Data Entry Error (Sept): A clearly impossible value of -$5,000.
Flash Sale (Nov): A doubling of sales to ~$38K.
The Context Problem: Notice that the “Flash Sale” in November (~$38K) is roughly the same absolute dollar value as the “Black Friday” spike in March (~$39K). However, the November value is only 2x its local baseline, while the March value is 3x its local baseline. A simple threshold like “Sales > $35,000” might catch both, but it would fail to distinguish their relative severity given the underlying trend. This reinforces why we need detection methods that respect the time series structure.
5.1.4.3. Step 3: Quantifying the Impact of Outliers#
Visualizing data is crucial, but we must also understand how outliers distort our statistical lens. Just five extreme values in a dataset of 365 days (1.4% of the data) can wreak havoc on standard metrics.
The following code generates a comprehensive dashboard comparing the “clean” dataset (if we removed the outliers) against the “contaminated” dataset (what we actually observe).
Fig. 5.4 Four perspectives on how outliers affect our data.
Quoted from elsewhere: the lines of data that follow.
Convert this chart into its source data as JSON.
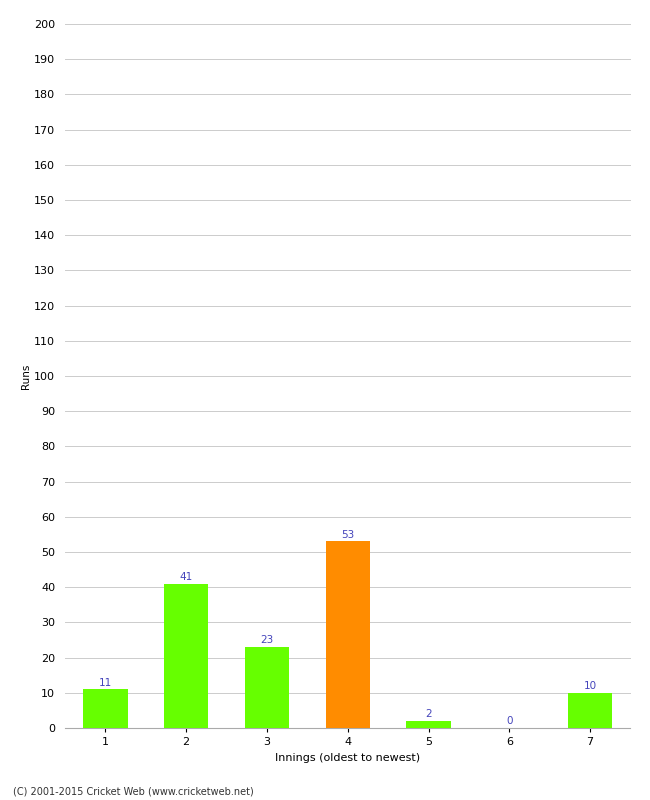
{
  "xlabel": "Innings (oldest to newest)",
  "ylabel": "Runs",
  "categories": [
    "1",
    "2",
    "3",
    "4",
    "5",
    "6",
    "7"
  ],
  "values": [
    11,
    41,
    23,
    53,
    2,
    0,
    10
  ],
  "bar_colors": [
    "#66ff00",
    "#66ff00",
    "#66ff00",
    "#ff8c00",
    "#66ff00",
    "#66ff00",
    "#66ff00"
  ],
  "label_color": "#4444bb",
  "ylim": [
    0,
    200
  ],
  "yticks": [
    0,
    10,
    20,
    30,
    40,
    50,
    60,
    70,
    80,
    90,
    100,
    110,
    120,
    130,
    140,
    150,
    160,
    170,
    180,
    190,
    200
  ],
  "background_color": "#ffffff",
  "grid_color": "#cccccc",
  "footer": "(C) 2001-2015 Cricket Web (www.cricketweb.net)",
  "label_fontsize": 7.5,
  "axis_tick_fontsize": 8,
  "axis_label_fontsize": 8,
  "ylabel_fontsize": 7.5,
  "footer_fontsize": 7
}
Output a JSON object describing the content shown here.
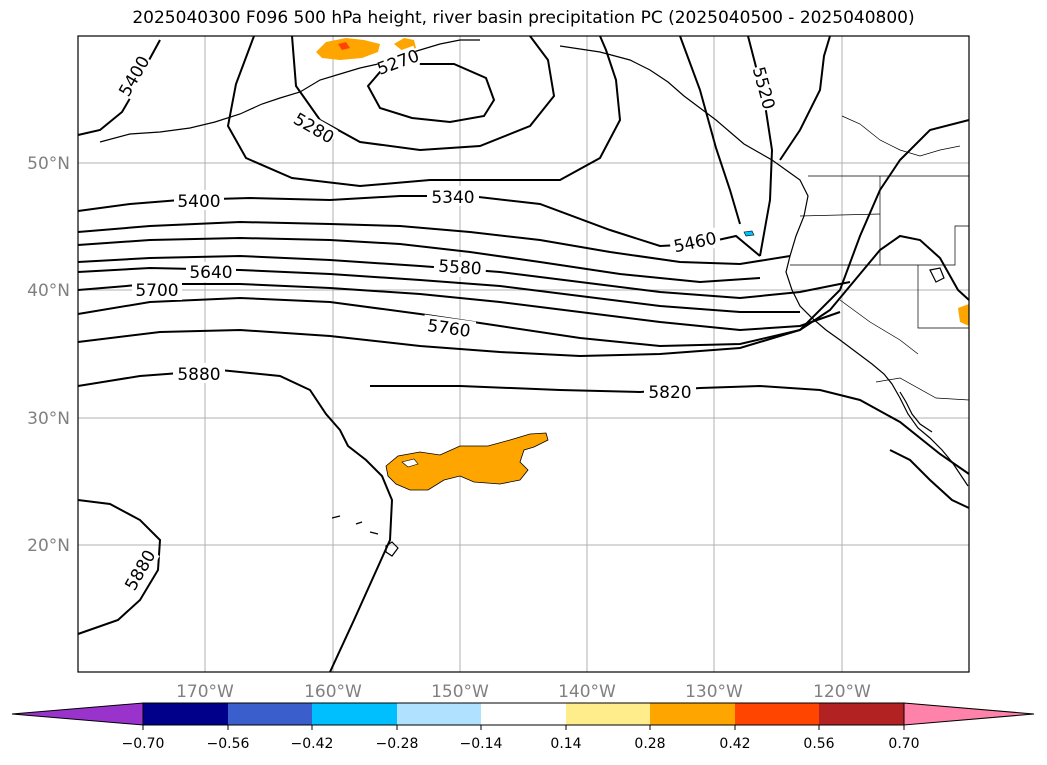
{
  "title": "2025040300 F096 500 hPa height, river basin precipitation PC (2025040500 - 2025040800)",
  "lat_labels": [
    "50°N",
    "40°N",
    "30°N",
    "20°N"
  ],
  "lon_labels": [
    "170°W",
    "160°W",
    "150°W",
    "140°W",
    "130°W",
    "120°W"
  ],
  "contour_labels": [
    "5400",
    "5280",
    "5270",
    "5520",
    "5400",
    "5340",
    "5460",
    "5640",
    "5580",
    "5700",
    "5760",
    "5880",
    "5820",
    "5880"
  ],
  "colorbar": {
    "ticks": [
      "−0.70",
      "−0.56",
      "−0.42",
      "−0.28",
      "−0.14",
      "0.14",
      "0.28",
      "0.42",
      "0.56",
      "0.70"
    ],
    "colors": {
      "under": "#9933cc",
      "bins": [
        "#00008b",
        "#3a5fcd",
        "#00bfff",
        "#b0e2ff",
        "#ffffff",
        "#ffec8b",
        "#ffa500",
        "#ff4500",
        "#b22222"
      ],
      "over": "#ff82ab"
    }
  },
  "fill_colors": {
    "positive_precip": "#ffa500",
    "strong_precip": "#ff4500",
    "negative_precip": "#00bfff"
  }
}
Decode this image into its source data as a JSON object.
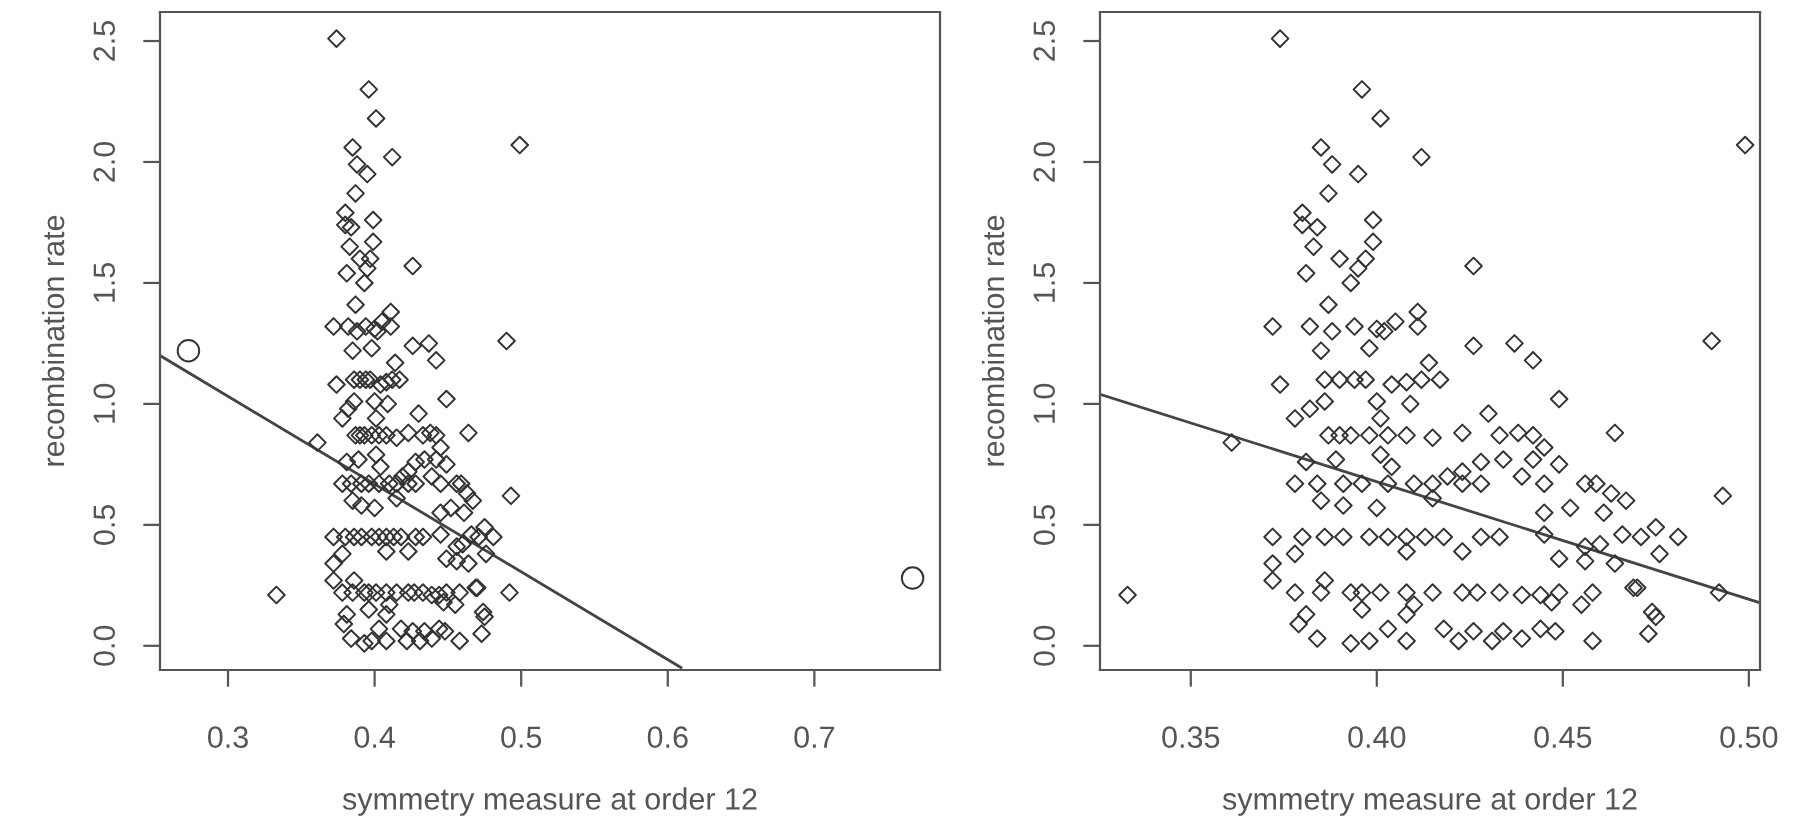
{
  "chart_data": [
    {
      "type": "scatter",
      "xlabel": "symmetry measure at order 12",
      "ylabel": "recombination rate",
      "xlim": [
        0.2536,
        0.7857
      ],
      "ylim": [
        -0.1,
        2.62
      ],
      "xticks": [
        0.3,
        0.4,
        0.5,
        0.6,
        0.7
      ],
      "yticks": [
        {
          "value": 0,
          "label": "0.0"
        },
        {
          "value": 0.5,
          "label": "0.5"
        },
        {
          "value": 1,
          "label": "1.0"
        },
        {
          "value": 1.5,
          "label": "1.5"
        },
        {
          "value": 2,
          "label": "2.0"
        },
        {
          "value": 2.5,
          "label": "2.5"
        }
      ],
      "grid": false,
      "legend": false,
      "series": [
        {
          "marker": "diamond",
          "color": "#333333",
          "x": [
            0.333,
            0.374,
            0.396,
            0.401,
            0.412,
            0.499,
            0.385,
            0.388,
            0.395,
            0.387,
            0.38,
            0.38,
            0.384,
            0.399,
            0.399,
            0.383,
            0.397,
            0.39,
            0.395,
            0.393,
            0.381,
            0.426,
            0.387,
            0.372,
            0.382,
            0.388,
            0.394,
            0.4,
            0.402,
            0.405,
            0.411,
            0.411,
            0.385,
            0.398,
            0.426,
            0.437,
            0.442,
            0.414,
            0.49,
            0.493,
            0.374,
            0.386,
            0.39,
            0.394,
            0.397,
            0.404,
            0.408,
            0.412,
            0.417,
            0.4,
            0.409,
            0.386,
            0.449,
            0.378,
            0.382,
            0.401,
            0.387,
            0.39,
            0.393,
            0.398,
            0.403,
            0.408,
            0.415,
            0.423,
            0.43,
            0.433,
            0.438,
            0.442,
            0.464,
            0.361,
            0.381,
            0.389,
            0.401,
            0.404,
            0.419,
            0.423,
            0.428,
            0.434,
            0.439,
            0.442,
            0.445,
            0.449,
            0.445,
            0.378,
            0.384,
            0.391,
            0.396,
            0.403,
            0.41,
            0.415,
            0.423,
            0.428,
            0.456,
            0.459,
            0.463,
            0.467,
            0.415,
            0.385,
            0.4,
            0.391,
            0.452,
            0.445,
            0.461,
            0.372,
            0.38,
            0.386,
            0.391,
            0.398,
            0.403,
            0.408,
            0.413,
            0.418,
            0.428,
            0.433,
            0.423,
            0.408,
            0.445,
            0.471,
            0.475,
            0.481,
            0.476,
            0.372,
            0.378,
            0.449,
            0.456,
            0.466,
            0.46,
            0.464,
            0.456,
            0.372,
            0.386,
            0.378,
            0.385,
            0.393,
            0.396,
            0.401,
            0.408,
            0.415,
            0.423,
            0.427,
            0.433,
            0.439,
            0.444,
            0.449,
            0.458,
            0.469,
            0.492,
            0.379,
            0.381,
            0.384,
            0.393,
            0.398,
            0.403,
            0.396,
            0.408,
            0.408,
            0.418,
            0.422,
            0.426,
            0.431,
            0.434,
            0.439,
            0.444,
            0.448,
            0.458,
            0.455,
            0.473,
            0.474,
            0.475,
            0.47,
            0.41,
            0.447
          ],
          "values": [
            0.21,
            2.51,
            2.3,
            2.18,
            2.02,
            2.07,
            2.06,
            1.99,
            1.95,
            1.87,
            1.79,
            1.74,
            1.73,
            1.76,
            1.67,
            1.65,
            1.6,
            1.6,
            1.56,
            1.5,
            1.54,
            1.57,
            1.41,
            1.32,
            1.32,
            1.3,
            1.32,
            1.31,
            1.3,
            1.34,
            1.38,
            1.32,
            1.22,
            1.23,
            1.24,
            1.25,
            1.18,
            1.17,
            1.26,
            0.62,
            1.08,
            1.1,
            1.1,
            1.1,
            1.1,
            1.08,
            1.09,
            1.1,
            1.1,
            1.01,
            1.0,
            1.01,
            1.02,
            0.94,
            0.98,
            0.94,
            0.87,
            0.87,
            0.87,
            0.87,
            0.87,
            0.87,
            0.86,
            0.88,
            0.96,
            0.87,
            0.88,
            0.87,
            0.88,
            0.84,
            0.76,
            0.77,
            0.79,
            0.74,
            0.7,
            0.72,
            0.76,
            0.77,
            0.7,
            0.77,
            0.67,
            0.75,
            0.82,
            0.67,
            0.67,
            0.67,
            0.67,
            0.67,
            0.67,
            0.67,
            0.67,
            0.67,
            0.67,
            0.67,
            0.63,
            0.6,
            0.61,
            0.6,
            0.57,
            0.58,
            0.57,
            0.55,
            0.55,
            0.45,
            0.45,
            0.45,
            0.45,
            0.45,
            0.45,
            0.45,
            0.45,
            0.45,
            0.45,
            0.45,
            0.39,
            0.39,
            0.46,
            0.45,
            0.49,
            0.45,
            0.38,
            0.34,
            0.38,
            0.36,
            0.35,
            0.46,
            0.42,
            0.34,
            0.41,
            0.27,
            0.27,
            0.22,
            0.22,
            0.22,
            0.22,
            0.22,
            0.22,
            0.22,
            0.22,
            0.22,
            0.22,
            0.21,
            0.21,
            0.22,
            0.22,
            0.24,
            0.22,
            0.09,
            0.13,
            0.03,
            0.01,
            0.02,
            0.07,
            0.15,
            0.02,
            0.13,
            0.07,
            0.02,
            0.06,
            0.02,
            0.06,
            0.03,
            0.07,
            0.06,
            0.02,
            0.17,
            0.05,
            0.14,
            0.12,
            0.24,
            0.17,
            0.18
          ]
        },
        {
          "marker": "circle",
          "color": "#333333",
          "x": [
            0.273,
            0.767
          ],
          "values": [
            1.22,
            0.28
          ]
        },
        {
          "type": "line",
          "marker": "none",
          "line_style": "solid",
          "color": "#444444",
          "x": [
            0.2536,
            0.609
          ],
          "values": [
            1.2,
            -0.09
          ]
        }
      ]
    },
    {
      "type": "scatter",
      "xlabel": "symmetry measure at order 12",
      "ylabel": "recombination rate",
      "xlim": [
        0.3256,
        0.503
      ],
      "ylim": [
        -0.1,
        2.62
      ],
      "xticks": [
        {
          "value": 0.35,
          "label": "0.35"
        },
        {
          "value": 0.4,
          "label": "0.40"
        },
        {
          "value": 0.45,
          "label": "0.45"
        },
        {
          "value": 0.5,
          "label": "0.50"
        }
      ],
      "yticks": [
        {
          "value": 0,
          "label": "0.0"
        },
        {
          "value": 0.5,
          "label": "0.5"
        },
        {
          "value": 1,
          "label": "1.0"
        },
        {
          "value": 1.5,
          "label": "1.5"
        },
        {
          "value": 2,
          "label": "2.0"
        },
        {
          "value": 2.5,
          "label": "2.5"
        }
      ],
      "grid": false,
      "legend": false,
      "series": [
        {
          "marker": "diamond",
          "color": "#333333",
          "x": [
            0.333,
            0.374,
            0.396,
            0.401,
            0.412,
            0.499,
            0.385,
            0.388,
            0.395,
            0.387,
            0.38,
            0.38,
            0.384,
            0.399,
            0.399,
            0.383,
            0.397,
            0.39,
            0.395,
            0.393,
            0.381,
            0.426,
            0.387,
            0.372,
            0.382,
            0.388,
            0.394,
            0.4,
            0.402,
            0.405,
            0.411,
            0.411,
            0.385,
            0.398,
            0.426,
            0.437,
            0.442,
            0.414,
            0.49,
            0.493,
            0.374,
            0.386,
            0.39,
            0.394,
            0.397,
            0.404,
            0.408,
            0.412,
            0.417,
            0.4,
            0.409,
            0.386,
            0.449,
            0.378,
            0.382,
            0.401,
            0.387,
            0.39,
            0.393,
            0.398,
            0.403,
            0.408,
            0.415,
            0.423,
            0.43,
            0.433,
            0.438,
            0.442,
            0.464,
            0.361,
            0.381,
            0.389,
            0.401,
            0.404,
            0.419,
            0.423,
            0.428,
            0.434,
            0.439,
            0.442,
            0.445,
            0.449,
            0.445,
            0.378,
            0.384,
            0.391,
            0.396,
            0.403,
            0.41,
            0.415,
            0.423,
            0.428,
            0.456,
            0.459,
            0.463,
            0.467,
            0.415,
            0.385,
            0.4,
            0.391,
            0.452,
            0.445,
            0.461,
            0.372,
            0.38,
            0.386,
            0.391,
            0.398,
            0.403,
            0.408,
            0.413,
            0.418,
            0.428,
            0.433,
            0.423,
            0.408,
            0.445,
            0.471,
            0.475,
            0.481,
            0.476,
            0.372,
            0.378,
            0.449,
            0.456,
            0.466,
            0.46,
            0.464,
            0.456,
            0.372,
            0.386,
            0.378,
            0.385,
            0.393,
            0.396,
            0.401,
            0.408,
            0.415,
            0.423,
            0.427,
            0.433,
            0.439,
            0.444,
            0.449,
            0.458,
            0.469,
            0.492,
            0.379,
            0.381,
            0.384,
            0.393,
            0.398,
            0.403,
            0.396,
            0.408,
            0.408,
            0.418,
            0.422,
            0.426,
            0.431,
            0.434,
            0.439,
            0.444,
            0.448,
            0.458,
            0.455,
            0.473,
            0.474,
            0.475,
            0.47,
            0.41,
            0.447
          ],
          "values": [
            0.21,
            2.51,
            2.3,
            2.18,
            2.02,
            2.07,
            2.06,
            1.99,
            1.95,
            1.87,
            1.79,
            1.74,
            1.73,
            1.76,
            1.67,
            1.65,
            1.6,
            1.6,
            1.56,
            1.5,
            1.54,
            1.57,
            1.41,
            1.32,
            1.32,
            1.3,
            1.32,
            1.31,
            1.3,
            1.34,
            1.38,
            1.32,
            1.22,
            1.23,
            1.24,
            1.25,
            1.18,
            1.17,
            1.26,
            0.62,
            1.08,
            1.1,
            1.1,
            1.1,
            1.1,
            1.08,
            1.09,
            1.1,
            1.1,
            1.01,
            1.0,
            1.01,
            1.02,
            0.94,
            0.98,
            0.94,
            0.87,
            0.87,
            0.87,
            0.87,
            0.87,
            0.87,
            0.86,
            0.88,
            0.96,
            0.87,
            0.88,
            0.87,
            0.88,
            0.84,
            0.76,
            0.77,
            0.79,
            0.74,
            0.7,
            0.72,
            0.76,
            0.77,
            0.7,
            0.77,
            0.67,
            0.75,
            0.82,
            0.67,
            0.67,
            0.67,
            0.67,
            0.67,
            0.67,
            0.67,
            0.67,
            0.67,
            0.67,
            0.67,
            0.63,
            0.6,
            0.61,
            0.6,
            0.57,
            0.58,
            0.57,
            0.55,
            0.55,
            0.45,
            0.45,
            0.45,
            0.45,
            0.45,
            0.45,
            0.45,
            0.45,
            0.45,
            0.45,
            0.45,
            0.39,
            0.39,
            0.46,
            0.45,
            0.49,
            0.45,
            0.38,
            0.34,
            0.38,
            0.36,
            0.35,
            0.46,
            0.42,
            0.34,
            0.41,
            0.27,
            0.27,
            0.22,
            0.22,
            0.22,
            0.22,
            0.22,
            0.22,
            0.22,
            0.22,
            0.22,
            0.22,
            0.21,
            0.21,
            0.22,
            0.22,
            0.24,
            0.22,
            0.09,
            0.13,
            0.03,
            0.01,
            0.02,
            0.07,
            0.15,
            0.02,
            0.13,
            0.07,
            0.02,
            0.06,
            0.02,
            0.06,
            0.03,
            0.07,
            0.06,
            0.02,
            0.17,
            0.05,
            0.14,
            0.12,
            0.24,
            0.17,
            0.18
          ]
        },
        {
          "type": "line",
          "marker": "none",
          "line_style": "solid",
          "color": "#444444",
          "x": [
            0.3256,
            0.5025
          ],
          "values": [
            1.04,
            0.18
          ]
        }
      ]
    }
  ]
}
These visualizations show the same dataset from different angles, revealing how just five outliers (1.4% of observations) influence various statistical measures. The time series (top-left) shows outliers scattered across the year as red X’s. The box plots (top-right) demonstrate how outliers stretch the range from roughly $10K–$37K to -$5K–$50K. Notice the median (central line) barely moves, while the whiskers and outliers expand dramatically. The histogram (bottom-left) reveals “heavy tails”—isolated red bars at -$5K, $40K, and $50K that sit far from the main green distribution. The statistical table (bottom-right) quantifies the damage: while the median remains stable (difference of ~$24), the standard deviation jumps by ~9%, and the range explodes by nearly $30,000.#
What This Tells Us
1. Range is Fragile: By doubling the data range (from ~$27k spread to ~$55k spread), outliers destroy the performance of any algorithm that relies on distance or scaling, such as K-Means clustering or Min-Max normalization.
2. Heavy Tails Signal Danger: The isolated bars in the histogram are the visual signature of outliers. They sit far from the main distribution, creating gaps. In forecasting, models (like Neural Networks) often try to “stretch” to cover these gaps, ruining their performance on the normal data.
3. Robustness Matters: Notice how the Median barely budged, while the Mean and Standard Deviation were pulled around. If your outliers are errors (like our -$5k data entry), robust statistics like the Median are your best friends. If they are genuine extremes (like Black Friday), the Mean is telling you the truth about total revenue, but the Median tells you about a “typical day.”